Im letzten Jahr Jahr mussten alle Wallfahrten ausfallen. Doch jetzt ist  schon wieder einiges möglich, wenngleich die Coronaschutz-Maßnahmen noch vieles einschränken. 

So freuten sich viele Eichsfelder, dass Bischof Ulrich Neymeyr selbst zum Hülfensberg kam, um die Wallfahrtssaison 2021 zu eröffnen.  

Der Bischof ging besonders auf die jetzige Coronasituation ein. Zuerst erinnerte er an die Pestzeit von 1346-1353 und wies daraufhin, dass schon in dieser Zeit Menschen auf dem Hülfensberg Zuflucht und Trost suchten, wie es jetzt auch viele in der Coronazeit tun.

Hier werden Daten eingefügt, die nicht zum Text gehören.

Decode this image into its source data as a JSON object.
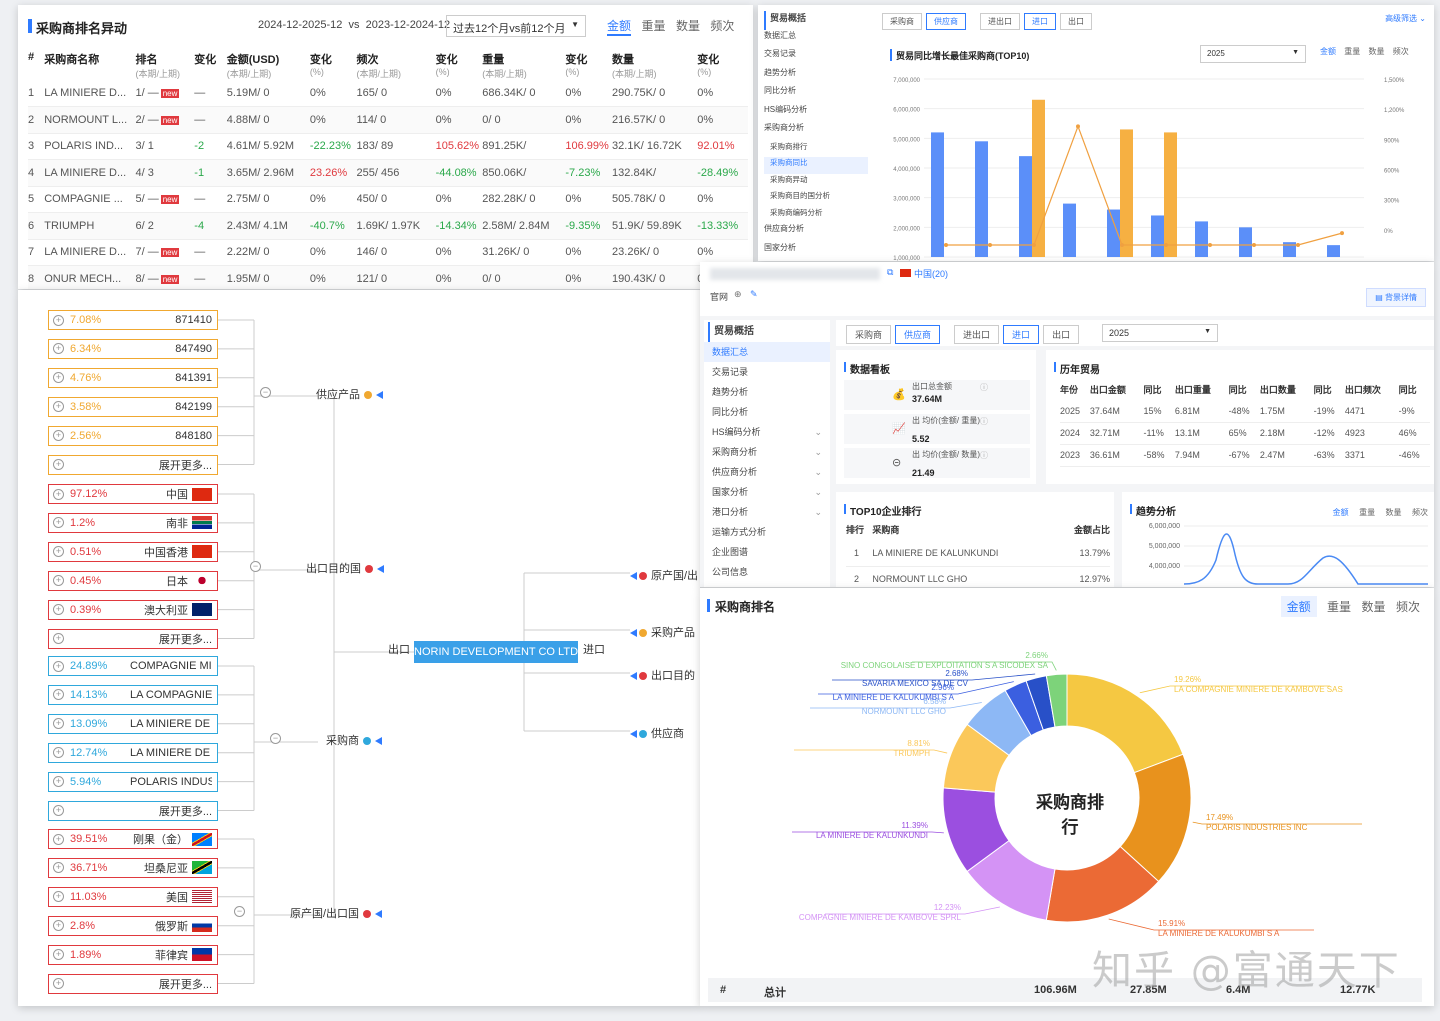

Der milde und gütige Blick des Gehülfen richtet viele damals wie heute auf. Darüber hinaus gebe der Blick auf das Kreuz den  leidenden Menschen auch einen Sinn. Das Leid bewusst mit Christus zusammen zu tragen nimmt Spannung aus dieser Welt und ist eine tiefe Nachfolge Jesu. Sehr wohl betonte er, dass diese Gedanken heute schwer zu vermitteln sind, aber den Kern des Christseins ausmachen.

Zur guten Atmosphäre des Wallfahrtstages trugen auch die melodischen Lieder der Schola des St. Antonius-Netzwerkes aus Fulda  und der strahlende Sonnenschein bei.

Auch wenn das  anschließende Zusammensein im Pilgersaal nicht möglich war, gingen alle Pilger gestärkt und zufrieden nach Hause.